L'enlèvement d'un Français opéré par un groupe algérien se revendiquant de l'EI montre le pouvoir d'attirance de l'organisation.

Article rédigé par Christophe Rauzy
France Télévisions
Publié
Temps de lecture : 4 min
Des combattants de l'Etat islamique paradant dans les rues de Raqa (Syrie), le 30 juin 2014. (WELAYAT RAQA / AFP)

Ils sont passés de la parole aux actes. En enlevant un randonneur français, dimanche 21 septembre, les membres du groupe algérien Jund Al-Khilafa ("Les soldats du califat") ont concrétisé le serment d'allégeance qu'ils ont prononcé en faveur de l'Etat islamique quelques jours plus tôt. Une affiliation qui pose des questions sur le pouvoir d'attirance de l'Etat islamique, une organisation qui semble inspirer de plus en plus de groupes de la galaxie jihadiste. Francetv info se penche sur ce qui les pousse à se réclamer d'un groupe qui s'est installé dans le fauteuil d'Al-Qaïda.

Parce que l'EI offre une visibilité médiatique

Depuis la prise de Mossoul (Irak) en juillet, plus un jour ne passe sans que la menace représentée par l'Etat islamique ne mobilise les médias du monde entier. Un pouvoir médiatique qui intéresse des groupes en recherche de légitimité. Selon Imad Mesdoua, analyste politique et spécialiste du Maghreb, c'est peut-être la quête de publicité qui a poussé Jund Al-Khilafa à prendre Hervé Gourdel en otage. "Personne, y compris en Algérie, ne connaissait ce groupe. En s'attaquant à un Français, ils ont touché le jackpot sur ce plan : ils se sont fait un nom, se sont attaqués à une cible prioritaire de l'EI. En s'alliant à l'Etat islamique, ils ont pu établir leur image en Afrique du Nord."

Parce que l'EI est en compétition avec Al-Qaïda

Derrière cette quête d'image des "soldats du califat" se cacherait une querelle interne au jihadisme algérien. Jusqu'à récemment, leur leader, Abdelmalek Gouri, alias Khaled Abou Souleimane, était un lieutenant d'Aqmi, Al-Qaïda au Maghreb islamique. Mais il a décidé de s'affranchir du groupe dirigé par Abdelmalek Droukdel, le chef d'Aqmi. "Souleimane, ancien du GIA et du GSPC, jugeait que la ligne d'Aqmi n'était pas assez dure, explique Imad Mesdoua. Il se reconnaissait davantage dans la vision de l'Etat islamique."
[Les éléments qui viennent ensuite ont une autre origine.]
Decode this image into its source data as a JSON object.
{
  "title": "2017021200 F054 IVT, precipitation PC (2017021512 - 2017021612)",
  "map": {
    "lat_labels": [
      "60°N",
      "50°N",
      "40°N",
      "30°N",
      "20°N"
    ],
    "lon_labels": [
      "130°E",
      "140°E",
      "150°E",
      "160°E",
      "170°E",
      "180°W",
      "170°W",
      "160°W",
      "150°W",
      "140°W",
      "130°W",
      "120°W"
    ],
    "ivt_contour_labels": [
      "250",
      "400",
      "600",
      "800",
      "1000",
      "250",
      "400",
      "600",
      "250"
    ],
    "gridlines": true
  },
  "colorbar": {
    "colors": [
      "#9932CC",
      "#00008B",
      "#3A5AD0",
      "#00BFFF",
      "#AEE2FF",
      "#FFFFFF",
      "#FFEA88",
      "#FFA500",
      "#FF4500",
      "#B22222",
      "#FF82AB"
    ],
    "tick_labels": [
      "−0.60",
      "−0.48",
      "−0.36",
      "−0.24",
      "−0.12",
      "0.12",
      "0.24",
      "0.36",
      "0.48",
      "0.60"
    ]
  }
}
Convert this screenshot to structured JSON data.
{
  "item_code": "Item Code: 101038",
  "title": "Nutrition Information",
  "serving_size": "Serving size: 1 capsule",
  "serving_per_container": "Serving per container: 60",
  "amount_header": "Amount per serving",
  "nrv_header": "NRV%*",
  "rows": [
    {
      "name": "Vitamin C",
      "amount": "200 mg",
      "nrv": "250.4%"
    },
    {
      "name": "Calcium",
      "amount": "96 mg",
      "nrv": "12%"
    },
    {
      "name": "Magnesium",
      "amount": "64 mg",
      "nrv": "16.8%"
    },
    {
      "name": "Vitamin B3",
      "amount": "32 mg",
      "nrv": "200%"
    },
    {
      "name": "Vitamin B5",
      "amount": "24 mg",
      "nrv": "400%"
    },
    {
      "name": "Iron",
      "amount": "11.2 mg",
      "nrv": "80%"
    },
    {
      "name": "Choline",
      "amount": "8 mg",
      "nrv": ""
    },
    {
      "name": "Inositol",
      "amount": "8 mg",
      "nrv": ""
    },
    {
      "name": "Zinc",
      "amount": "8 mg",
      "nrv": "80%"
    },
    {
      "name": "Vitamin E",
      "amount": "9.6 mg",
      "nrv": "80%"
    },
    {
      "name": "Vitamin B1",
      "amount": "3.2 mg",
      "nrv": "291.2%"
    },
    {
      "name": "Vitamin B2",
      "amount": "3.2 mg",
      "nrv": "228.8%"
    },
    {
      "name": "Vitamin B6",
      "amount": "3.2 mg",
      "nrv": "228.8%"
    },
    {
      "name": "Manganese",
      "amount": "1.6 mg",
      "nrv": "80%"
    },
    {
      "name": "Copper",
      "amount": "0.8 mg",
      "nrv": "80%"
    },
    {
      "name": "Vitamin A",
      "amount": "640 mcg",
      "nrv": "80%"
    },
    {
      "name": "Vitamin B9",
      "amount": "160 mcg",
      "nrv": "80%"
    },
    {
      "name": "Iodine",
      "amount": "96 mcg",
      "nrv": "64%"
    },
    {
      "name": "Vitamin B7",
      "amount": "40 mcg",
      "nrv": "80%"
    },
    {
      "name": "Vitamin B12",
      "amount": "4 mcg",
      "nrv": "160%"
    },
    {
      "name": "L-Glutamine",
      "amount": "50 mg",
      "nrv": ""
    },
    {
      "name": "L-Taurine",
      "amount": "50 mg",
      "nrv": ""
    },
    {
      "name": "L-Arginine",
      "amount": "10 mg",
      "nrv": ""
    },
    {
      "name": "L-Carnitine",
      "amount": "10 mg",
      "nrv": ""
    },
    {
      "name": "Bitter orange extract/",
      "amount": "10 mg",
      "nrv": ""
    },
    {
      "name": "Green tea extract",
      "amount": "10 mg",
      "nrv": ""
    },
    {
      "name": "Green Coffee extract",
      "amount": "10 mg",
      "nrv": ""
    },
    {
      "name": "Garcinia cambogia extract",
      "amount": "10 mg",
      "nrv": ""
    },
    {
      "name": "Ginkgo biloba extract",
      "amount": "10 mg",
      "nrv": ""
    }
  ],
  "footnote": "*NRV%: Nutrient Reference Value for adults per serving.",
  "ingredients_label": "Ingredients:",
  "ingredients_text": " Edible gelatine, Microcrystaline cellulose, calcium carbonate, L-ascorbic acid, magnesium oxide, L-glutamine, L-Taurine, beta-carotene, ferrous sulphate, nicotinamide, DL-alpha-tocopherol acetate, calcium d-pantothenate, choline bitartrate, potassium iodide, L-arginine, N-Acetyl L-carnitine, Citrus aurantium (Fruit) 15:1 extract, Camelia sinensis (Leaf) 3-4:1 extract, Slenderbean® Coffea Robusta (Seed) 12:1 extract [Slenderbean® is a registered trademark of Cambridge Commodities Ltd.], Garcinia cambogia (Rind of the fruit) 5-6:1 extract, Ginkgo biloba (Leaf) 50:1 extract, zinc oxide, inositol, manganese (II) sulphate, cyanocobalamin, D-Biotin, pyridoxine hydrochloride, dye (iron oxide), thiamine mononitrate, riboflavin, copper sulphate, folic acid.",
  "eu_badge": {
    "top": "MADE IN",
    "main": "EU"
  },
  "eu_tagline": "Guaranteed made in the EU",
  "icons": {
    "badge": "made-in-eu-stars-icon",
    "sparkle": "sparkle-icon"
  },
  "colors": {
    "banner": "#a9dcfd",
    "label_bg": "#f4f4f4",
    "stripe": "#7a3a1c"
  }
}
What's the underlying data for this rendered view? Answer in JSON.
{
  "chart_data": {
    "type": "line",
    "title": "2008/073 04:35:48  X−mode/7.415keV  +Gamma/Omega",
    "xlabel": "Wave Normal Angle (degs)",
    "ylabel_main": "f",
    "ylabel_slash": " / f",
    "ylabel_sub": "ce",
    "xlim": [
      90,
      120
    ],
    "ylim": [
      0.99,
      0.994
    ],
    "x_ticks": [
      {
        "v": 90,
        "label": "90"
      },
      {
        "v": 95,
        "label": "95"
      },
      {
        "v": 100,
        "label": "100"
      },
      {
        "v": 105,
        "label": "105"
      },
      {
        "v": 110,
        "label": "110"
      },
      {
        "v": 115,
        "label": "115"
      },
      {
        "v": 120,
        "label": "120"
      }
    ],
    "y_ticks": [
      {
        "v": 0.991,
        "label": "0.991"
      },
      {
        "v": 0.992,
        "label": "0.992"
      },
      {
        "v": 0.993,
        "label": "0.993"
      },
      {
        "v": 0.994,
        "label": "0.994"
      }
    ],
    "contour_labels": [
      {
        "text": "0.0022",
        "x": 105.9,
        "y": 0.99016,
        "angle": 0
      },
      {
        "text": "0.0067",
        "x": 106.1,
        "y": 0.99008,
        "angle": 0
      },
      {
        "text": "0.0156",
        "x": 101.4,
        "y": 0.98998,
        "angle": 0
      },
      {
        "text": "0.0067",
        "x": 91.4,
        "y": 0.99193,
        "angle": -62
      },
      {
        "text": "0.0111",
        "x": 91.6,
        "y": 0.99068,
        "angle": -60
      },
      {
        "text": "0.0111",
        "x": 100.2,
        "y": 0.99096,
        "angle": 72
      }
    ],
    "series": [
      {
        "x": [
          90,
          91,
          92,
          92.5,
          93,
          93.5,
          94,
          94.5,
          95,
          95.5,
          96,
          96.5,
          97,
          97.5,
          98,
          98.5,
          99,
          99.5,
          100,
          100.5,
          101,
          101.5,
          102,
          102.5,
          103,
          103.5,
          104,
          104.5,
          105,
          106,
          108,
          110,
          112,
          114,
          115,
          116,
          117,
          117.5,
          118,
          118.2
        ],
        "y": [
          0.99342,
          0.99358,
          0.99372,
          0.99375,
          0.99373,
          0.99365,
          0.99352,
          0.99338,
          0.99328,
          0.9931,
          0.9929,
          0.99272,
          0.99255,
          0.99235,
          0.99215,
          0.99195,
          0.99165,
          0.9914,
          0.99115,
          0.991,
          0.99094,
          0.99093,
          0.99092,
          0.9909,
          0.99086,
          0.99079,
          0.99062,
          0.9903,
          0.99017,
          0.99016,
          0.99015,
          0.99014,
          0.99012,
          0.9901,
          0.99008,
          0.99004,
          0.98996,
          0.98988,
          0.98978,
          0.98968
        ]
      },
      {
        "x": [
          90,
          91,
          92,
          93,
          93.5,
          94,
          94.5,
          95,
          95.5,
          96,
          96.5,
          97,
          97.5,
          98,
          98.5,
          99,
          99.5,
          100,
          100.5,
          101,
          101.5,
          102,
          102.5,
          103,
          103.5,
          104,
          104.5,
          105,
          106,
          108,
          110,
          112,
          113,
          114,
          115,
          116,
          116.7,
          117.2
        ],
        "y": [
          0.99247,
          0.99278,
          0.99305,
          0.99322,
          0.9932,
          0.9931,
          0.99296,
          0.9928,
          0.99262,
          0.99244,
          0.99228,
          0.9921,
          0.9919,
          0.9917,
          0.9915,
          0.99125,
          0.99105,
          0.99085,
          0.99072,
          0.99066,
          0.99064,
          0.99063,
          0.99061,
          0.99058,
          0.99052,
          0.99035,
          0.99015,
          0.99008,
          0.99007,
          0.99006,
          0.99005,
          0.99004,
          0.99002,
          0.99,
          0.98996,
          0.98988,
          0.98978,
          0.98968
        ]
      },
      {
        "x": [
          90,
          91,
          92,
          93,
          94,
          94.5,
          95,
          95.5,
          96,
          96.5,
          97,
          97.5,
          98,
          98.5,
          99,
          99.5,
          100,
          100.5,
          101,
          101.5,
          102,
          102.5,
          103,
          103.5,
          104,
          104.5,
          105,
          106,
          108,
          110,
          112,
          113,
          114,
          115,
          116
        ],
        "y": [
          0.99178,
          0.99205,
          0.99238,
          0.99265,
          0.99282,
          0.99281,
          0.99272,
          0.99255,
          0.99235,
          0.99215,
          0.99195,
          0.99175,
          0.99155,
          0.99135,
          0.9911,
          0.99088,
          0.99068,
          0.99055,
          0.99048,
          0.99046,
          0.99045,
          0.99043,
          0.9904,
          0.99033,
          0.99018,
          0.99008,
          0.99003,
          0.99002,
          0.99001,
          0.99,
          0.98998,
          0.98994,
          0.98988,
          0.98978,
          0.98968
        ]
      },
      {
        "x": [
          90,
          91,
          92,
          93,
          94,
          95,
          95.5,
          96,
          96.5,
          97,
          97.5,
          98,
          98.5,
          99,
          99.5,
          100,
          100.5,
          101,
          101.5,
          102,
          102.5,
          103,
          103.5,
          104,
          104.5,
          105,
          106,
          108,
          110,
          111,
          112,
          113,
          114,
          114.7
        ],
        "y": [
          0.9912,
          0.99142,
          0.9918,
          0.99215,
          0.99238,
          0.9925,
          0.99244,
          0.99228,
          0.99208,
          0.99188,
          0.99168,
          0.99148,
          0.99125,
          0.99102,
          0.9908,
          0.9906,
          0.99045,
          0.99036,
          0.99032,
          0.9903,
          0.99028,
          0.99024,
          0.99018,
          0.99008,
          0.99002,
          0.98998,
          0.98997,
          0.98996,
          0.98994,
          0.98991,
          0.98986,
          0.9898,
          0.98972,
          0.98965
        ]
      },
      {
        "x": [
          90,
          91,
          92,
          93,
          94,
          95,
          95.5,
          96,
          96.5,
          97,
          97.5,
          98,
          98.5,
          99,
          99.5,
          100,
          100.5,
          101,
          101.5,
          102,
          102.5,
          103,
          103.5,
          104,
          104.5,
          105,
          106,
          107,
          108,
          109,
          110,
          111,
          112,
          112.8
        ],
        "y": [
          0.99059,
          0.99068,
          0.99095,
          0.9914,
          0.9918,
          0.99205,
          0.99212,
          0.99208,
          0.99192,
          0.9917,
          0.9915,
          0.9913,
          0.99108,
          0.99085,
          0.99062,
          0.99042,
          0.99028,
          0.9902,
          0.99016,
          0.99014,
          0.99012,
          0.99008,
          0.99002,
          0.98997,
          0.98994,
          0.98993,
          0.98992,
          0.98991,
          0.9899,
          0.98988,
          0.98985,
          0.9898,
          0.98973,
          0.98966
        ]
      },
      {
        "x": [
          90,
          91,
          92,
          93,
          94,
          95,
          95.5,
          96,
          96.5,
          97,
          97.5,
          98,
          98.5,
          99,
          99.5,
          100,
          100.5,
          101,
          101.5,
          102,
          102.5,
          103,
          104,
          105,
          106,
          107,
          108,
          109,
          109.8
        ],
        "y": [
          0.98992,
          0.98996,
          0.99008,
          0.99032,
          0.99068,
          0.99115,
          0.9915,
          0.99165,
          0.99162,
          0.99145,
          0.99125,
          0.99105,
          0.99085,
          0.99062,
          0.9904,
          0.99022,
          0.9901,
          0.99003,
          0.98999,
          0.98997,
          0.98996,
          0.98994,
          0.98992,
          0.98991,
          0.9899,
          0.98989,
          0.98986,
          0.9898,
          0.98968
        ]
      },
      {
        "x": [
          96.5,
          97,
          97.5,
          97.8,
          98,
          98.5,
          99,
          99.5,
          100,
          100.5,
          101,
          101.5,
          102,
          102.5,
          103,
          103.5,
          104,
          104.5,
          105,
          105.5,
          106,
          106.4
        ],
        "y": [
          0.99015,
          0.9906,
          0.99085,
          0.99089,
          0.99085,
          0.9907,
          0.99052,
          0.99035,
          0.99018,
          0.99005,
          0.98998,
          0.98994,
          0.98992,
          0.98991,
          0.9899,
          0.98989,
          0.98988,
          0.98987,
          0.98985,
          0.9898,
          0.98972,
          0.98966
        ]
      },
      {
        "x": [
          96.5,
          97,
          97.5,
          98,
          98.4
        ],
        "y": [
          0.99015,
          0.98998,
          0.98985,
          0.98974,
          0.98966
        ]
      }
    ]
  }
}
Selon Alain Rodier, directeur de recherche au Centre français de recherche sur le renseignement, interrogé par  francetv info, le même phénomène s'est reproduit chez des groupes jihadistes au Yémen, en Syrie, en Jordanie, au Liban ou dans la région du Sinaï (Egypte). "En quittant Al-Qaïda pour l'Etat islamique, ils ont suivi l'odeur de victoire. Car Al-Qaïda n'a jamais rien gagné. Ils ont commis beaucoup d'attentats, mais jamais conquis de territoire, contrairement à l'EI qui administre aujourd'hui une immense zone en Irak et en Syrie. Al-Zawahiri [le successeur de Ben Laden à la tête d'Al-Qaïda] a une image de 'planqué' affaibli. Al-Baghdadi [le chef de l'EI] a au contraire une image de combattant victorieux."

Ces nouvelles allégeances promises à l'Etat islamique seraient donc liées à une lutte interne au jihadisme, qui est également source d'inquiétude : "Cette course en avant pour regagner de la crédibilité peut avoir de graves conséquences. On l'a vu le 6 septembre au Pakistan, où Aqis, la nouvelle branche d'Al-Qaïda dans le sous-continent indien, a mené une action contre une frégate de l'armée, tuant un général pakistanais."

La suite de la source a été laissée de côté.